容昭毓知道洛子倫來了府上,晚間特意備了宴席,一家人都來為他接風。


    洛子倫在江南事情還沒辦完,正好在水止盛情下,留在了水府養傷。


    哪怕水墨和洛子倫之間已經沒有婚約關係,水墨和洛子倫也算朋友,水止和洛寒城又是摯友,也當盡一下地主之宜。


    酒宴本應該分兩桌,男賓一桌,女賓一桌,但是水家加起來也不過八個人,就湊成了一桌。


    這顯然於理不合,不過水家太多出格的事情了,也不差這一兩件。


    開始時大家還和和氣氣,問候洛子倫一些家人健康情況,吃著吃著就不太對勁了,這酒越喝越來勁了,水止幹脆就另開一桌酒宴,水止、洛子倫和水修儒單獨去喝酒去了。


    洛子倫初愈,身體還沒有完全恢複,不能飲酒太多,奈何水止和水修儒熱情異常。


    “酒嘛,精神糧食是也,多飲多補,再來一杯!”


    水止渾然覺得遇到酒友一般,那股子放蕩不羈的形態,洋洋灑灑盡數出來了。


    容昭毓竟然也笑意盈盈在隔壁看著他們兩個晚輩撒歡。


    “水叔叔,那恭敬不如從命。”


    洛子倫作為晚輩,長輩敬酒,是不好推卻的,他又是這般注重禮儀之人。


    水墨也不出言幫襯,就在一邊樂嗬嗬的看戲,時不時給灼灼夾菜。


    “灼灼,你瞧你洛哥哥酒量真好。”


    末了還親自起身給他添滿酒,朝著水修儒使眼色。


    這位大伯平日木訥,喝酒上倒是有幾分功夫的,三兩下就灌了洛子倫不少。


    “兩位叔叔,海量啊。”


    洛子倫喝得顫歪歪的,仍舊儀容挺拔。


    “洛哥哥要醉了,二姐姐。”


    灼灼楚楚的看著水墨。


    “你洛哥哥醉不了。”


    水墨又夾塊酥鴨給灼灼,笑容滿麵。


    “灼灼不擔心,你二姐姐這麽做自有道理。”


    水清淺笑笑,她雖不知,還是維護著妹妹。,


    冷丹青吃素齋至今,今日也飲了些果酒,可見是真的開心。


    唯獨尹檀漪稱病半路退了,許是她自己也覺得尷尬,每每同席,她就想起水止說讓她改嫁的話。
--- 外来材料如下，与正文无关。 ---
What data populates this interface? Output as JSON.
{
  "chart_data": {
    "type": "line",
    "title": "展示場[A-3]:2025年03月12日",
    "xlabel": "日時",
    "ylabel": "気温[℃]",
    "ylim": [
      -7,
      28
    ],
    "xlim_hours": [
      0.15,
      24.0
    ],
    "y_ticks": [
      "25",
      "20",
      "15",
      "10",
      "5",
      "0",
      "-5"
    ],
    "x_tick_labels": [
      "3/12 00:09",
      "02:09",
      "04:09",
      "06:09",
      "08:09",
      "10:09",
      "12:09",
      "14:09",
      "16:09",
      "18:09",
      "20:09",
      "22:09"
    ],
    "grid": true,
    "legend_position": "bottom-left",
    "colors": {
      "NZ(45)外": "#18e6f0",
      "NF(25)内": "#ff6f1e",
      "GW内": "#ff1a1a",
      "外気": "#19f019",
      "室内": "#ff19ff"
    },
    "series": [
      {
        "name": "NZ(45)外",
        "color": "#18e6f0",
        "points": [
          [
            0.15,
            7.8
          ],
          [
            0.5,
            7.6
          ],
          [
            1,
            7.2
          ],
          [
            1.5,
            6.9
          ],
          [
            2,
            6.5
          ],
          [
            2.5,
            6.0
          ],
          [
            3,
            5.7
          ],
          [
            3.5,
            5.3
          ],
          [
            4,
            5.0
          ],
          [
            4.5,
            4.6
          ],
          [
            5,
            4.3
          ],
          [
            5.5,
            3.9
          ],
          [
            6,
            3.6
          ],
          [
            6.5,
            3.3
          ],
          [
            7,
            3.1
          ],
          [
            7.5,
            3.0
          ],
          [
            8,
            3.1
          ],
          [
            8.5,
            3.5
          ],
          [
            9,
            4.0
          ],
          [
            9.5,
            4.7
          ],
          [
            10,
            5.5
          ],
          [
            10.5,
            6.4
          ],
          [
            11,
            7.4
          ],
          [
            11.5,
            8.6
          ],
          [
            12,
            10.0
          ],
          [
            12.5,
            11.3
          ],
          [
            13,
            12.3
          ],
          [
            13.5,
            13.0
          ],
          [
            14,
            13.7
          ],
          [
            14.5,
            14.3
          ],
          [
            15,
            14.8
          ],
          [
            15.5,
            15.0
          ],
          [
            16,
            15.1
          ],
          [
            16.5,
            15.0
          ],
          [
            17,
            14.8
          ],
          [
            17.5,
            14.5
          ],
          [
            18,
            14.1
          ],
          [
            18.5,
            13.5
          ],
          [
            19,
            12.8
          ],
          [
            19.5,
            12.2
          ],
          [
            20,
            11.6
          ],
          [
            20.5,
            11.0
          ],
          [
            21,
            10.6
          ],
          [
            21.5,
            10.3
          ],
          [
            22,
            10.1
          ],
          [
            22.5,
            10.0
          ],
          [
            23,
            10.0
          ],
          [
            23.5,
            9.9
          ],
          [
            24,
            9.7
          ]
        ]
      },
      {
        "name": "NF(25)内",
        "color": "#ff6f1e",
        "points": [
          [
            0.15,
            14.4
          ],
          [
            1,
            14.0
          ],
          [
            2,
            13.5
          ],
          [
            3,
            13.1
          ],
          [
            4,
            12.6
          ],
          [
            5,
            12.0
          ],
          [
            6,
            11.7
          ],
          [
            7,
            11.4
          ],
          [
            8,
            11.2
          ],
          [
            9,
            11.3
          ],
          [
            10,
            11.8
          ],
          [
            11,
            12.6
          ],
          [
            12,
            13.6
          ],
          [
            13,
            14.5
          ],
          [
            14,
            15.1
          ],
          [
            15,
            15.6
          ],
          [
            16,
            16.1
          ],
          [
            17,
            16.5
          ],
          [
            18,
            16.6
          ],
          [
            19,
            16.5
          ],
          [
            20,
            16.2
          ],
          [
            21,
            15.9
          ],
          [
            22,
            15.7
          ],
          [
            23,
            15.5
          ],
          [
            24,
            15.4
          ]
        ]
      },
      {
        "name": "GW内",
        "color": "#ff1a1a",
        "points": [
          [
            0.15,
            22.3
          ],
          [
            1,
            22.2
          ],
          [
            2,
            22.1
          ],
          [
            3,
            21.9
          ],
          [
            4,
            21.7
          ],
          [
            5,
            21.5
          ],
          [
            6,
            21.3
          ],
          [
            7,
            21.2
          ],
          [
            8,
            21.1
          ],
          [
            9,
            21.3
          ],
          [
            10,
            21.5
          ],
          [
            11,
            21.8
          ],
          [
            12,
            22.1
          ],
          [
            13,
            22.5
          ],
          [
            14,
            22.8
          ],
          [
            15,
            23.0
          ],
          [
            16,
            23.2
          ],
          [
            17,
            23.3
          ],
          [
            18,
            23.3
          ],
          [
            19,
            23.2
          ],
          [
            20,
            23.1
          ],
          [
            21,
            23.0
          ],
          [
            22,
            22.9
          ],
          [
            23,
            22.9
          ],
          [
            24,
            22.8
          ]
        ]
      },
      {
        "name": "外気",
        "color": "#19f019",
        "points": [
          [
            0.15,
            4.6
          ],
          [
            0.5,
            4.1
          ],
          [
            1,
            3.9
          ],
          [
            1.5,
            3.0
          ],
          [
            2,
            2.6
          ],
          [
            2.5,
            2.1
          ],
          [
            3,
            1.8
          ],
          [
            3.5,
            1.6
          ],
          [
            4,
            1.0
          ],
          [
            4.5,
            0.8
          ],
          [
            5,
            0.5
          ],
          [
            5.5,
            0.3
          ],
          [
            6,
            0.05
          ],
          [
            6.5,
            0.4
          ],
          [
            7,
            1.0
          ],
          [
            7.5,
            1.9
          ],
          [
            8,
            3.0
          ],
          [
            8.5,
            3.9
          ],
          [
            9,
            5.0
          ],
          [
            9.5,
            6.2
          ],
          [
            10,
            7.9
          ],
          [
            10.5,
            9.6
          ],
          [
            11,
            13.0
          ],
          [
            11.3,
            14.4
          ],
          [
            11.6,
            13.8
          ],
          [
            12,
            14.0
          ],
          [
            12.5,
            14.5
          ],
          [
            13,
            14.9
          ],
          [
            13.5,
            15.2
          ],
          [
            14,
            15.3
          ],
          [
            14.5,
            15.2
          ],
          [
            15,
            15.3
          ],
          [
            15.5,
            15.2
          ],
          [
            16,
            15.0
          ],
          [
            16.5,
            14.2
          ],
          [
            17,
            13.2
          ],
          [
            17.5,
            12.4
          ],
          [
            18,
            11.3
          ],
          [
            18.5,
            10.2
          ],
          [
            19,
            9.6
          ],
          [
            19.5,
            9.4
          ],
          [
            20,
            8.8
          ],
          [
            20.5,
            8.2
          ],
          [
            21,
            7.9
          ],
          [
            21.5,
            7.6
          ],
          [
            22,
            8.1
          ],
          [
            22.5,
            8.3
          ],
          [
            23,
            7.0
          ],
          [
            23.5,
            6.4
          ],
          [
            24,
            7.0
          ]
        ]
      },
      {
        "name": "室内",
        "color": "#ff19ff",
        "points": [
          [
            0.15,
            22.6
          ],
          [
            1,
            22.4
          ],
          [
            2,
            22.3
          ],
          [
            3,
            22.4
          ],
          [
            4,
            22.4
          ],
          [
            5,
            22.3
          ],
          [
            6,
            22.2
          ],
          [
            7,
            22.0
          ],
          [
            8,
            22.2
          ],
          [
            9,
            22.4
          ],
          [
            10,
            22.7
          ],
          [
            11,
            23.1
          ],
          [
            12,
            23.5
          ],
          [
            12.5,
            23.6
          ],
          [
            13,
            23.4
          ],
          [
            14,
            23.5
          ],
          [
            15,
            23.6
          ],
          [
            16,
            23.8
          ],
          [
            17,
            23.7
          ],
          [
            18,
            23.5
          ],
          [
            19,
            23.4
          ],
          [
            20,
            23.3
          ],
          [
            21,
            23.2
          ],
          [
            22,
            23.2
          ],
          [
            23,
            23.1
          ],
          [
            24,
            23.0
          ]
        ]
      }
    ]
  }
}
    水墨瞧著桌上的甜小包,這是灼灼慣常喜歡的糕點,可灼灼每次都需吃兩口才能吃完一個,那糖汁就會流出來。


    “這包子忒大了點,灼灼吃起得要兩口,紫冷,你和廚房說說,以後府裏包子按這個一半的大小來,這甜小包需放置五分熱再上來,免得燙了灼灼。”


    水墨空了不忘研究研究那些糕點來。


    “二姐姐怎的知道,這若是一口一個,可就過癮了。”


    灼灼歡歡喜喜的。


    “可不能吃多了,否則牙不好,你瞧瞧上回那牙痛得你。”


    水墨邊說邊想起灼灼牙疼之事,把忒甜的糕點擺遠了些。


    “二姐姐淨記得那回事。”


    灼灼嘟著小嘴,眼睛饞饞的望著擺遠的糕點。


    “給她吃一小塊嘛,灼灼眼睛都要看穿了。”


    水清淺小聲幫著勸。


    灼灼眼神頓時有了色彩,眨巴眨巴的望著水墨。


    “就一小口喲。”


    水墨這才著人把那糕點拿回來。


    “灼兒今年就及笄了,可有想嫁的人家?”


    容昭毓笑吟吟的看著姐妹三個。


    灼灼吃著甜糕,微微紅了臉。


    “祖母,灼兒不嫁。”


    “孩子氣,哪有及笄了不嫁的,這洛公子認識的京城權貴多,讓幫忙打聽打聽,可有合適的,也是不錯呀。”


    容昭毓笑看著旁邊桌的洛子倫。


    洛子倫起身答是,複才坐下。


    水墨微微不快,如此難為人家做什麽。


    但是也沒有頂撞容昭毓。


    “祖母,灼灼尚小,我可還舍不得她呢。”


    水墨隻是笑笑。


    那桌的洛子倫實在扛不住了,用盡力氣道了聲晚輩失禮,就一頭紮在了桌子上。


    “你們兩個長輩,把晚輩灌醉了,沒點規矩。”


    容昭毓佯裝生氣。


    “快來人,把洛公子好生扶回去休息。”


    冷丹青起身有點急,又喝了酒,微微晃了晃,指揮著人來照顧洛子倫。


    水修儒眼疾手快,看到冷丹青起身晃了一下,兩步踏過去就護著她左右。


    水墨心內高興,若有一日,冷丹青能解開心結,那她的病,就是去了一大半了。


    水墨和水止尾隨著洛子倫而去,把人安頓好後,屋子裏除了水墨和水止,就留下了紫冷一個人。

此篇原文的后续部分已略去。